Très simplement. Les gens à qui il est arrivé des choses tragiques parlent sans pathos, avec réserve, mais sans réticence. Ils ont besoin de parler pour faire leur deuil. La femme qui a perdu son fils habite un village où 22 personnes sont mortes en tentant de franchir la frontière. Quand elle a fini de parler, son mari a demandé à raconter à son tour. Il a parlé d’un bloc : 45 minutes extraordinaires. C’est dommage, je ne pouvais pas tout garder. Ce ne sont pas des interviews, mais presque des paroles emblématiques. C’est pour ça que j’ai mis Monteverdi au début, parce qu’on n’est pas dans un reportage, on n’est pas à la télé.

En même temps, avec cette parole et son inscription dans un lieu, apparaissent tous les disparus évoqués…

Oui, c’était la même chose dans Sud. Quand je filme un arbre, on peut s’imaginer qu’il y a eu des gens pendus à cet arbre. Quand je filme un champ de coton ou des prisonniers noirs surveillés par un policier à cheval, on voit les esclaves. Il n’est pas nécessaire de les montrer, ça ne m’intéresse pas. En ce sens, je n’ai pas vraiment une démarche de documentariste.

D’Est et De l’autre côté, en parallèle, existent aussi sous forme d’installations. Que cherchez-vous en opérant ce glissement, en sortant les films de la salle de cinéma ?

Je ne cherche rien, j’essaie de faire naître quelque chose. Au départ, le désir n’est pas venu de moi, on me l’a demandé. Je l’ai fait pour découvrir, et maintenant j’ai envie de continuer. Faire des installation à partir de mes films me permet de travailler sur des matières différentes, sur l’élaboration d’un espace, d’un dispositif, et j’aime ça. Dans l’installation sur D’Est, par exemple, on peut avoir une impression globale ou bien créer son propre chemin à travers les images.

On voit de plus en plus de plasticiens intégrer le cinéma à leur travail. Qu’est-ce que ça vous inspire ?

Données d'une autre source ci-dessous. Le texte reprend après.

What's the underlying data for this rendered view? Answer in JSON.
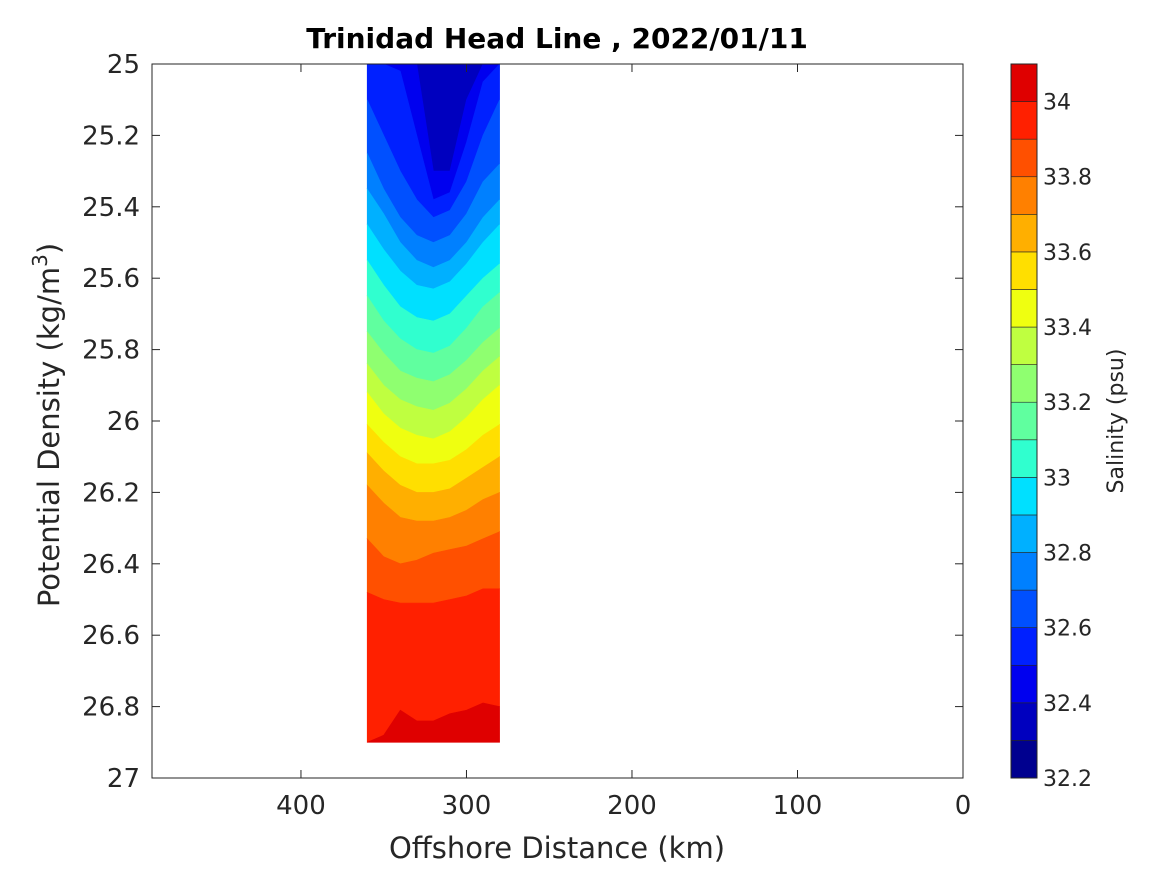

Je suis loin de tout connaître en la matière et j’imagine qu’il y a des choses passionnantes qui sont faites. Mais j’ai l’impression que c’est souvent de l’ordre du gimmick. Ces gens théorisent sur tout mais au final, quand ils prennent comme support un grand film, ce qu’ils en font est moins intéressant que le point de départ. Si encore ils choisissaient de la merde… Bon, quand je dis ça, c’est ma peau de cinéaste qui ressort, et je ne prétends pas qu’il est impossible de travailler sur le cinéma. Mais il faut se servir du cinéma pour l’enrichir, et pas le contraire. Il faut au moins que ça permette de réfléchir sur le cinéma. Aujourd’hui, tout le monde recycle. Très bien, mais Warhol l’a déjà fait il y a trente ans, et en mieux.